At least not in any formal or traditional way. Birthdays are just really fucking hard, y’all! Over the last few years, every single time July swings around I find myself starting to feel more and more anxious, often verging onto panic, and time has continuously shown it to be for good reason.
In 2020, we were on the edge of pandemic lockdown and I was in the midst of dealing with an increasingly hostile and uncomfortable living situation, as well as experiences with emotional manipulation and abuse from an increasingly unhealthy relationship. During my actual birthday a lot of uncomfortable interpersonal stuff happened resulting in me generally feeling very stressed and upset.
2021 brought me the emotional trauma of having just separated from my spouse, and fleeing two back to back living situations in which I was struggling through emotional and verbal abuse, as well as some sexual coercion. I was hyper-vigilant, overwhelmed, tuned out, and trying to mask it all rather poorly.
This year, which I’d hoped would be much better, turned out to be the worst yet. Leading up to my birthday were two breakups, two de-escalations (one of which came out of left field), and one shattered connection due to miscommunication and high emotions. Some were my choice, others were natural ends to months of toxicity, stress, and poor relationship conditions. Then, the day after my birthday, when I was just starting to let my emotional guard down a little, I had yet another breakup occur.
It wasn’t one that I wanted to happen, nor suspected would, and it really sucked.
Don’t get me wrong, I had a lot of wonderful support from my partners Fen and Verne, but the sheer amount of rejection that’s happened as of late has had me veering in and out of breakdown mode for weeks. And the hyper-vigilance is back full-force. I had a small gathering shortly after my birthday with a handful of people that felt relatively nice, but I still struggled a great deal with feeling heartbroken, abandoned, insecure, and disconnected from the moment.
Not that birthdays were necessarily better for me growing up either. Overall they were very anxious times that I struggled immensely with socialization, expectations, sensory overload, and even addictions around. When I was younger I often found myself mostly dissociating through parties, getting very quiet and wanting them to pass.
When I got older I found them to be anxiety inducing, uncomfortable, and I didn’t know how to act at them. Everyone kept expecting me to be excited, to get pumped up, to be happy, but I wasn’t and I couldn’t force it no matter how hard I tried. I had depression and anxiety, as well as undiagnosed autism and ADHD, and masking was impossible. Further, it was all made worse by all these expectations of my friends and family to make a big deal out of it. Hell, half the time that I did try to plan anything most people didn’t show up either. I get it, life keeps us busy but it still sucked and ultimately just led to me feeling worse when I couldn’t spend the time I was already anxious about with the people I cared about.
I mean, if that’s what you want, then cool!

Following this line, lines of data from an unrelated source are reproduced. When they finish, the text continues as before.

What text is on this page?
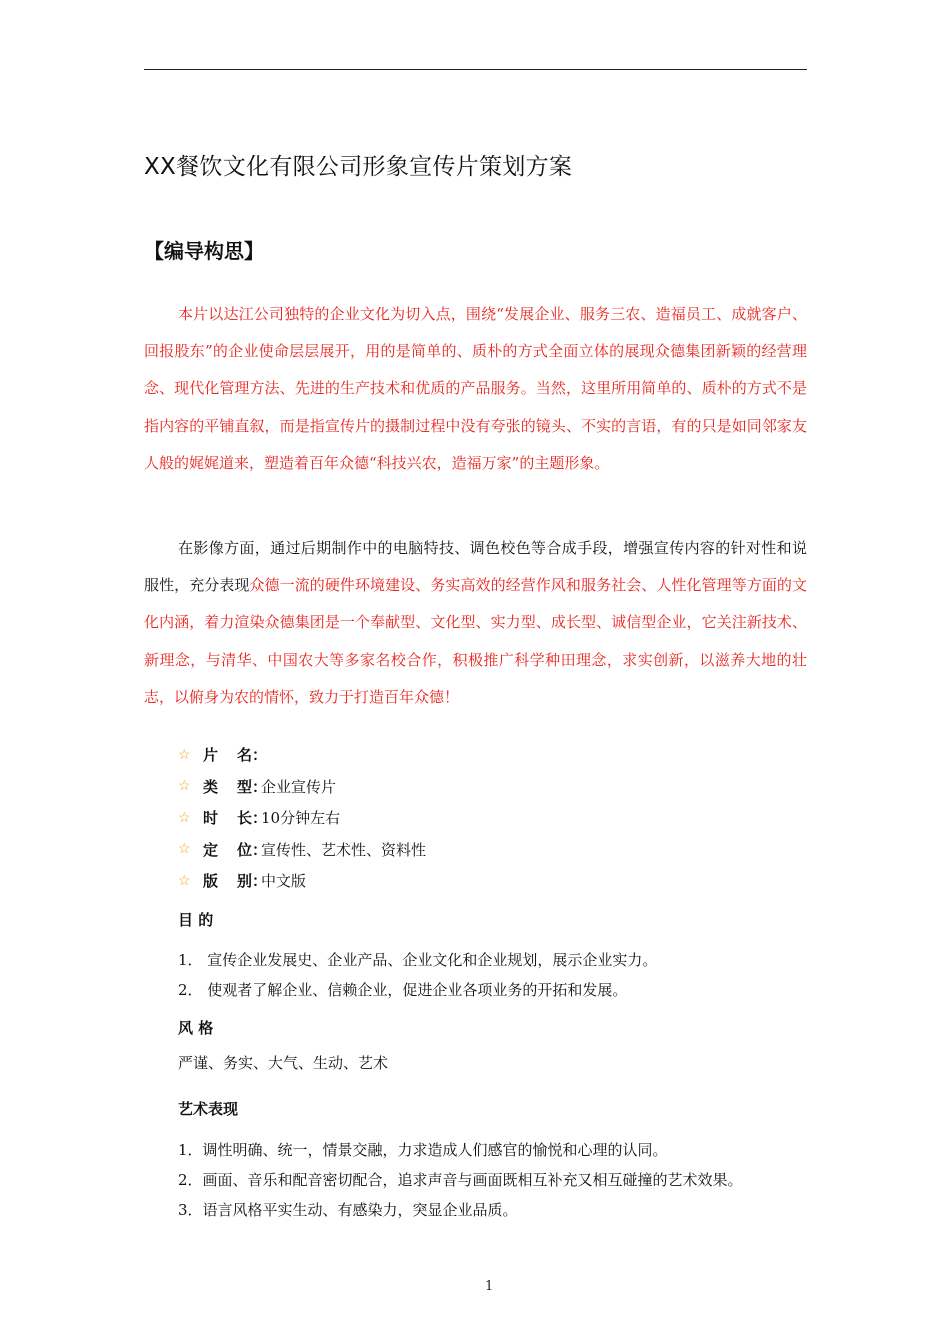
XX餐饮文化有限公司形象宣传片策划方案
【编导构思】
本片以达江公司独特的企业文化为切入点，围绕“发展企业、服务三农、造福员工、成就客户、回报股东”的企业使命层层展开，用的是简单的、质朴的方式全面立体的展现众德集团新颖的经营理念、现代化管理方法、先进的生产技术和优质的产品服务。当然，这里所用简单的、质朴的方式不是指内容的平铺直叙，而是指宣传片的摄制过程中没有夸张的镜头、不实的言语，有的只是如同邻家友人般的娓娓道来，塑造着百年众德“科技兴农，造福万家”的主题形象。
在影像方面，通过后期制作中的电脑特技、调色校色等合成手段，增强宣传内容的针对性和说服性，充分表现众德一流的硬件环境建设、务实高效的经营作风和服务社会、人性化管理等方面的文化内涵，着力渲染众德集团是一个奉献型、文化型、实力型、成长型、诚信型企业，它关注新技术、新理念，与清华、中国农大等多家名校合作，积极推广科学种田理念，求实创新，以滋养大地的壮志，以俯身为农的情怀，致力于打造百年众德！
☆ 片	名：
☆ 类	型：
企业宣传片
☆ 时	长：
10分钟左右
☆ 定	位：
宣传性、艺术性、资料性
☆ 版	别：
中文版
目 的
1． 宣传企业发展史、企业产品、企业文化和企业规划，展示企业实力。
2． 使观者了解企业、信赖企业，促进企业各项业务的开拓和发展。
风 格
严谨、务实、大气、生动、艺术
艺术表现
1．调性明确、统一，情景交融，力求造成人们感官的愉悦和心理的认同。
2．画面、音乐和配音密切配合，追求声音与画面既相互补充又相互碰撞的艺术效果。
3．语言风格平实生动、有感染力，突显企业品质。
1
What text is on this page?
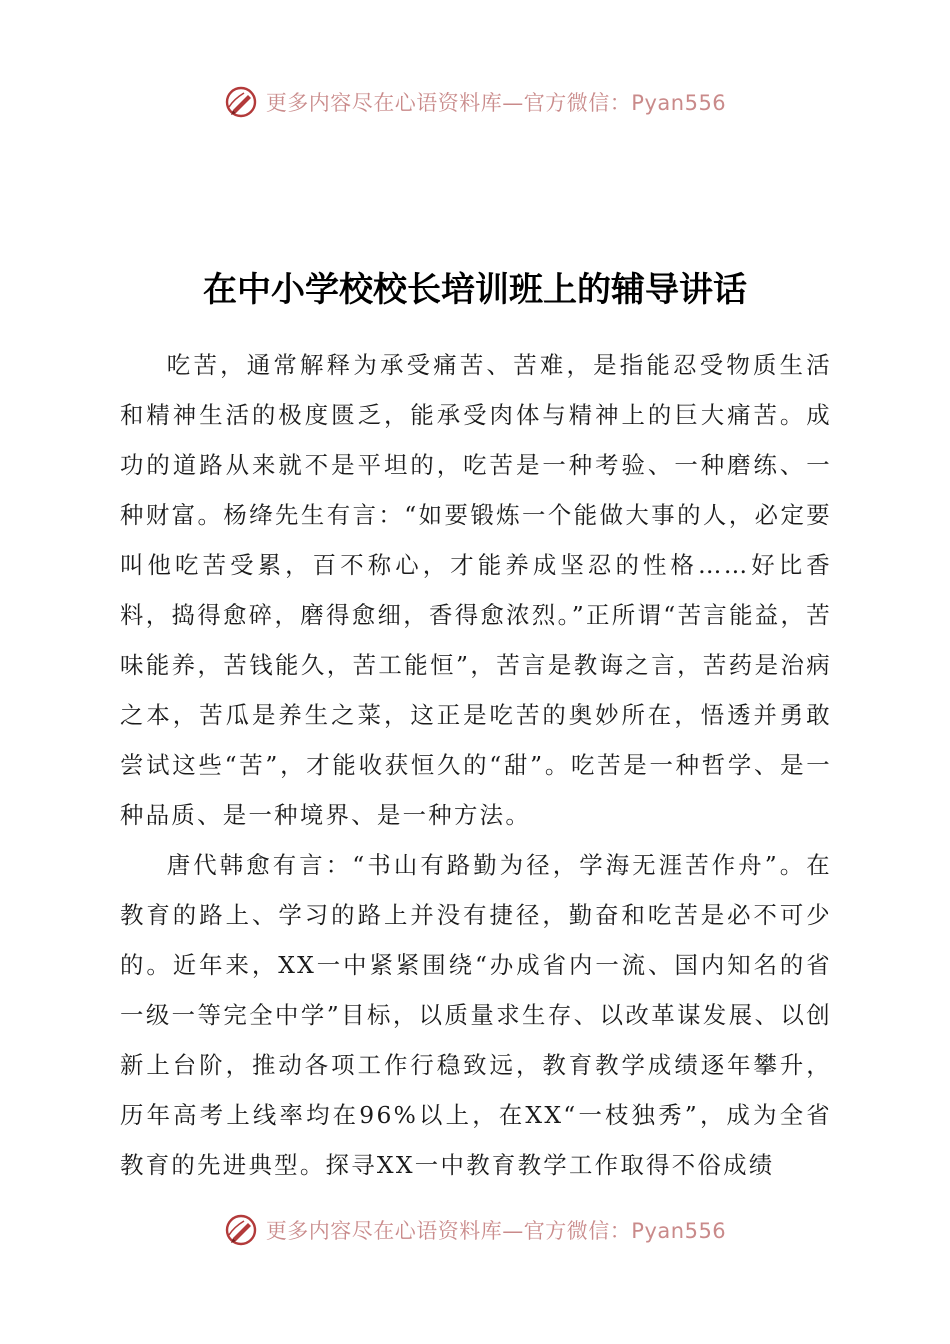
更多内容尽在心语资料库—官方微信：Pyan556
在中小学校校长培训班上的辅导讲话

吃苦，通常解释为承受痛苦、苦难，是指能忍受物质生活和精神生活的极度匮乏，能承受肉体与精神上的巨大痛苦。成功的道路从来就不是平坦的，吃苦是一种考验、一种磨练、一种财富。杨绛先生有言：“如要锻炼一个能做大事的人，必定要叫他吃苦受累，百不称心，才能养成坚忍的性格……好比香料，捣得愈碎，磨得愈细，香得愈浓烈。”正所谓“苦言能益，苦味能养，苦钱能久，苦工能恒”，苦言是教诲之言，苦药是治病之本，苦瓜是养生之菜，这正是吃苦的奥妙所在，悟透并勇敢尝试这些“苦”，才能收获恒久的“甜”。吃苦是一种哲学、是一种品质、是一种境界、是一种方法。

唐代韩愈有言：“书山有路勤为径，学海无涯苦作舟”。在教育的路上、学习的路上并没有捷径，勤奋和吃苦是必不可少的。近年来，XX一中紧紧围绕“办成省内一流、国内知名的省一级一等完全中学”目标，以质量求生存、以改革谋发展、以创新上台阶，推动各项工作行稳致远，教育教学成绩逐年攀升，历年高考上线率均在96%以上，在XX“一枝独秀”，成为全省教育的先进典型。探寻XX一中教育教学工作取得不俗成绩

更多内容尽在心语资料库—官方微信：Pyan556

But I’m an autistic introvert and it’s taken me until this year to realize that my sensory issues, panic attacks, and anxiety around birthday parties is legit and not something to feel guilty about or try to pressure myself into just ignoring.
Speaking with my counsellor recently, she told me about how her best birthday of the last decade was in 2020, in the midst of the pandemic, because for the first time in years she was able to just spend it her way, for herself, with no expectations from anyone else about who she should invite, when it should, be how she should feel, and all that crap that typically surrounds it. Honestly, that sounded great and really helped me re-focus a lot of what I’ve been feeling.
Between my history of birthday month trauma, and my general mental health struggles with birthday parties, planning, and socializing, I think I’m going to try something different next year: I’m not going to have one. Instead, I’m going to buy myself some gifts, ask my friends for some nudes, stay home, order in, and just vedge out with my partners.
Interestingly, I kind of feel the same about holidays too, especially Easter, Thanksgiving, and Christmas. I was disowned by my family nearly nine years ago now, shortly after I started to come out as queer and trans in 2013. It was a devastating experience that I still haven’t fully “recovered” from. I don’t even know that I ever will. Since then I’ve found any and all holiday times to be very stressful and sad as I’m constantly bombarded with imagery of happy cishet families celebrating the holidays and safe and loving and warm and happy. Seeing it also reflected in my social media feeds just fills me with bitterness and sadness.
It just sucks that there’s a lot wrapped in all of these events framed with Christian influenced traditional family structures and values.
And maybe that’s it right there, that’s what all of this is about. Tradition. Cisnormative, heteronormative, and often ableist, tradition with all of the unreasonable, suffocating expectations attached. Be it a birthday or family dinner, I think that this next year needs to be partially about me redefining and reclaiming all of that for myself in whatever ways feel best for me.
I guess I just need something to give.